Last night, I found myself with a raw chicken again for the third time in my life. It is becoming a little less terrifying; I grasped the meat and bones with confidence, if not hunger. I skinned and pulled and as I worked, my thoughts went in a directions I didn't expect. I felt
Gratitude. I thought about the animal whose body I was turning into food, and about how I sit on top of the food chain heap and this animal did not. I thought about how this animal turns grass and grain and bugs into sustenence, something I could not do (grass and bugs, since it was an organic free-range chicken). And even though I have yet to really like the taste of its meat, I thought about lucky I am to have such a food: unlike the soy I've consumed much of my life and will no longer, chicken - having a long long history of being consumed, and healthful - is part of the natural (albeit domesticated) food chain we have evolved to eat and prosper from.
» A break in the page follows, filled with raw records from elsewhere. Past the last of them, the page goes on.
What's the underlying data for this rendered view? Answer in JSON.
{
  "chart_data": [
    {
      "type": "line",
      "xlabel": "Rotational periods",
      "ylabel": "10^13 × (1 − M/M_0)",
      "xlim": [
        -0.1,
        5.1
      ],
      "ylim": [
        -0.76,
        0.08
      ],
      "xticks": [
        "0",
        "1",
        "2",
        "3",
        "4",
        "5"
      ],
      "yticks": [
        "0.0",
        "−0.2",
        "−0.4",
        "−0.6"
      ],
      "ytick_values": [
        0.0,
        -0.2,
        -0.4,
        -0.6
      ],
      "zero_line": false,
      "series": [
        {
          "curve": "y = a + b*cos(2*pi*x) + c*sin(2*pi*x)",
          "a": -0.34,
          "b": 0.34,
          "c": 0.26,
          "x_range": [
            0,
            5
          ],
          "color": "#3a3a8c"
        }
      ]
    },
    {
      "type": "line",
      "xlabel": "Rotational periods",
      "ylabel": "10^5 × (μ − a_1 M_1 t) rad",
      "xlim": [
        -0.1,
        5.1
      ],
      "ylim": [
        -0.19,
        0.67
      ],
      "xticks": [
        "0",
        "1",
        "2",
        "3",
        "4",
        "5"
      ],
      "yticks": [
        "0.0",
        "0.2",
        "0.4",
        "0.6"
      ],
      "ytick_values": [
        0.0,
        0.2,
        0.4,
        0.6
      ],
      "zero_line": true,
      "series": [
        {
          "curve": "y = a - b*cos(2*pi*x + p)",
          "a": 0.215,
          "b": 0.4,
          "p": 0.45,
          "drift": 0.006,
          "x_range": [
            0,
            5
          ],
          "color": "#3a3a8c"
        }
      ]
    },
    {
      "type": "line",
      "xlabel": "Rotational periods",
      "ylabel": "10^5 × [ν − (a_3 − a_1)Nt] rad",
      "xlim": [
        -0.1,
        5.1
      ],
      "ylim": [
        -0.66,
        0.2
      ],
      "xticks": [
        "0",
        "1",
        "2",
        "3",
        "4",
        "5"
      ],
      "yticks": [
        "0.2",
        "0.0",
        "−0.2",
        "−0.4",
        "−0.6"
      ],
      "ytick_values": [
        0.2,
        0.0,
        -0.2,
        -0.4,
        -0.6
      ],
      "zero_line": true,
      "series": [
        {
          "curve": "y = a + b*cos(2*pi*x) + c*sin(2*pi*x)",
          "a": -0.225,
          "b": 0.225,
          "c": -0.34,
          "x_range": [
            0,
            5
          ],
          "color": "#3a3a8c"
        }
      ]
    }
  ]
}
I was very nearly praying, cutting the meat from the bone. It feels so very far away from where I have known. And I suppose like moving to a new city, it will feel more like home when I can regard where I am (preparing meat) and see a history (of meals). Right now I am in a place where I have no memories.
My reading in Omnivore's Dilemma last night brought up a very interesting thought, which I'll attempt to condense: Salmon, widely regarded as a good source of omega-3s, is now being engineered to eat, as the author so frequently says, the government-sponsored "surplus of cheap commodity corn." Consequently, the abandonment of its natural diet (algae, phytoplankton) has led to a sharp reduction in farmed salmon's omega-3 content. Conversely, beef -when fed on its natural diet, grass- has a higher omega-3 content. The day will come when people seeking balanced sources of omega-3s will routinely choose pastured beef over farmed salmon. And think about how seasonal true wild salmon is. You're not eating that fresh all year. It's a real paradigm shift, right?
There is also preliminary research suggesting that the so-called "problems" with eating red meat are actually problems with what the meat ate. Modern cultures eating huge quantities of pastured red meat do not suffer the ailments we associate with our meat here, which is overwhelming from animals selectively bred for their ability to best tolerate a diet they would never select on their own. Turns out, maybe it's not about what you eat, so much as what your food ate.
Additionally, I'd never thought about meat being a seasonal food. Ever. But in looking through eatwild.com I discovered that several nearby farms only sell their beef after it's been pastured on grass all summer. Chicken is a warm-weather food. Who knew?
The answer is, everybody knew. Before we forgot.